Marco me regardait avec ses grands yeux inquiets. Je gravis difficilement les quelques marches du perron intérieur. Satanée vieille carcasse ! Je m'essoufflais au moindre effort.

- Un verre d'eau, s'il te plaît. Je meure de soif. 

- Je te l'apporte tout de suite, s'empressa de répondre le garçon. 

Il avait l'air inquiet : j'aurais voulu le rassurer mais aucun son ne sortait de ma gorge. Je me trainai péniblement jusqu'à Calcifer pour venir m'asseoir devant lui,  sur la vieille chaise en bois qui m'avait accueillie ce soir-là. C'était ma place préférée de la maison, comme si le petit démon concentrait autour de lui des énergies positives. 

Mais brusquement, un hurlement retentit depuis les étages. Je sursautai. On aurait dit qu'on égorgeait un animal... Puis le cri se transforma en plusieurs sanglots désespérés :  Hauru dévala les escaliers à toute vitesse, comme ivre, se cognant contre les murs. Il n'était vêtu que d'un simple drap de bain qui lui couvrait le bassin et le genre de choses qu'il aurait été indécent de dévoiler à une respectable femme âgée ou à ce pauvre Marco. Son torse frêle était secoué par la colère. Mais le plus étonnant, c'était sans aucun doute ses cheveux. 

- Sophie !  hurla-t-il. 

Je sentis que j'allais passer un sale quart d'heure. Encore un.

- Est-ce que tu as touché à mes fioles sur mes étagères ?

Il haletait. Je demeurai muette. Quelque chose me disait qu'il valait mieux attendre que la tempête passe en faisant comme si de rien n'était. Je réalisai que je n'avais jamais vu Hauru en colère. 

- Regarde ! criait-il avec fureur. Mes cheveux ! Tu as vu mes cheveux,  tu as vu leur couleur ? 

- Mais qu'est-ce qu'ils ont ? répondis-je innocemment. Il sont très beau, tes cheveux...

Il se tenait à quelques centimètres de son visage. Sa chevelure d'un roux flamboyant rivalisait  presque avec la teinte de Calcifer. 
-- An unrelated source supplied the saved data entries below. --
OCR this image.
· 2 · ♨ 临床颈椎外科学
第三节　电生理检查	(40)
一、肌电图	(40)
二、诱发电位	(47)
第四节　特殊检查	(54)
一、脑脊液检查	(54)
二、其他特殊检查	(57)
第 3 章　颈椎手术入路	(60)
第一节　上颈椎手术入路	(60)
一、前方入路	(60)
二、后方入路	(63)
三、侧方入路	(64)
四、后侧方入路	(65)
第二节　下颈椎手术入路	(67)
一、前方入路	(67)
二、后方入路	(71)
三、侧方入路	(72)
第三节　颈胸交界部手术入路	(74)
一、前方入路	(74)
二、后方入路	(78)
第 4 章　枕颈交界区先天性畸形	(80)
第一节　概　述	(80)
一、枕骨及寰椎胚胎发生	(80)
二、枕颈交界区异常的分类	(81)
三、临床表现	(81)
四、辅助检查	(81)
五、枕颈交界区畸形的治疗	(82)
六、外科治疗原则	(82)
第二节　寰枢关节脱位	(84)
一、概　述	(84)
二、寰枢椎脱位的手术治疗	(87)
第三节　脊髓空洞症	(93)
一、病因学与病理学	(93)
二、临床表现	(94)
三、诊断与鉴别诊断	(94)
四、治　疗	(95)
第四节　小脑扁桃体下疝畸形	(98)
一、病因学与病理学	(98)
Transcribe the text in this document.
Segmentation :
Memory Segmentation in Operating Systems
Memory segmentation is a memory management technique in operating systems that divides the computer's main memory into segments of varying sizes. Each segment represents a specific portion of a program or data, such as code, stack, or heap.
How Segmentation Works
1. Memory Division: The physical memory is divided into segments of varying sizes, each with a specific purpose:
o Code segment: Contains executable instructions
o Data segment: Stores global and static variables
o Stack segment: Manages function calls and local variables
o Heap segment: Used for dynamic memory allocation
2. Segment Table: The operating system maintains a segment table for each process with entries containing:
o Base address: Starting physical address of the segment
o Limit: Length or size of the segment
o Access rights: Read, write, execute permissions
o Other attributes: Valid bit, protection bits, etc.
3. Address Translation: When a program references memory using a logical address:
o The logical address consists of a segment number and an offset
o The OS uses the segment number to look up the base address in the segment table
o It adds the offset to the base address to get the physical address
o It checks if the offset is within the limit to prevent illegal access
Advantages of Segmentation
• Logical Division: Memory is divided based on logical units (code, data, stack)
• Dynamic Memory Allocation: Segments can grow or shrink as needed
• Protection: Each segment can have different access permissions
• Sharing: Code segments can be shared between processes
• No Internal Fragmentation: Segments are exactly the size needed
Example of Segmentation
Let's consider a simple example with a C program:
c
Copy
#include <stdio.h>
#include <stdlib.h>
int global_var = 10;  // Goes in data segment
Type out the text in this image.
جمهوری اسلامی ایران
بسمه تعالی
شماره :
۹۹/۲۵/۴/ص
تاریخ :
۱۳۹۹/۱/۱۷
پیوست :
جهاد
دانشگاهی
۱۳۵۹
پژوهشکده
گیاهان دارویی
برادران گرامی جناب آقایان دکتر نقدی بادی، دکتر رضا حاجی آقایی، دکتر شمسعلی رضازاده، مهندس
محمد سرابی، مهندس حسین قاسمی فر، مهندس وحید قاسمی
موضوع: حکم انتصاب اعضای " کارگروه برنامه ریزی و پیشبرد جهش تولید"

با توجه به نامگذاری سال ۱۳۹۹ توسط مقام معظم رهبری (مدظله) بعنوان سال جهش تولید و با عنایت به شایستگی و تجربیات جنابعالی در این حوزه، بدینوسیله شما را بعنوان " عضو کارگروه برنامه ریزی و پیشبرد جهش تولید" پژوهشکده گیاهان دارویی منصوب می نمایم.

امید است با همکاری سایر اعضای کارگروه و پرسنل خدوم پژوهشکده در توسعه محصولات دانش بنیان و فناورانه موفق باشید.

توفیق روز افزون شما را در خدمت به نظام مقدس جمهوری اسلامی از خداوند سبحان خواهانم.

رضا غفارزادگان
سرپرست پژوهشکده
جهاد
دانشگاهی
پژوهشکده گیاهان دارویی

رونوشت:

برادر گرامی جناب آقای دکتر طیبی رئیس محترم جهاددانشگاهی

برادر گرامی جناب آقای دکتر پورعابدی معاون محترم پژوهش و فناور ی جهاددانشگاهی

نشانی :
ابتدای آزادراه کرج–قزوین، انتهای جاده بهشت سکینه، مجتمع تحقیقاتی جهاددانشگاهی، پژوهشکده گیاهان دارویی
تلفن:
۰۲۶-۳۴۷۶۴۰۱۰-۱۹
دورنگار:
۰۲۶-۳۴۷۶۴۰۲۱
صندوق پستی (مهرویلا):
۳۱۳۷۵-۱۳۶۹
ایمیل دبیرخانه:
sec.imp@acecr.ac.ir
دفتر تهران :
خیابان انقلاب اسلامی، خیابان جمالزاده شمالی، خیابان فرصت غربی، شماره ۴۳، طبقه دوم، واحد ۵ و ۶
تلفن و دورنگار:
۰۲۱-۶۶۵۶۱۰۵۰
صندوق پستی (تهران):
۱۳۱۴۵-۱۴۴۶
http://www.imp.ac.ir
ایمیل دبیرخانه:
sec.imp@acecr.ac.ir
- Tu te fiches de moi, Sophie ? Tu as farfouillé dans mes étagères, et tu as chamboulé tous mes sortilèges ! 

J'avais pu,  effectivement, dépoussiérer quelques fioles qui trainaient. Mais je n'avais pas vraiment touché au contenu lui-même,  je m'étais juste occupée de mettre un peu d'ordre... 

- J'ai juste donné un petit coup de plumeau pour nettoyer...

- NETTOYER ! NETTOYER ! hurla-t-il encore. Je t'avais dit pourtant de ne pas en faire trop, je te l'avais dit ! 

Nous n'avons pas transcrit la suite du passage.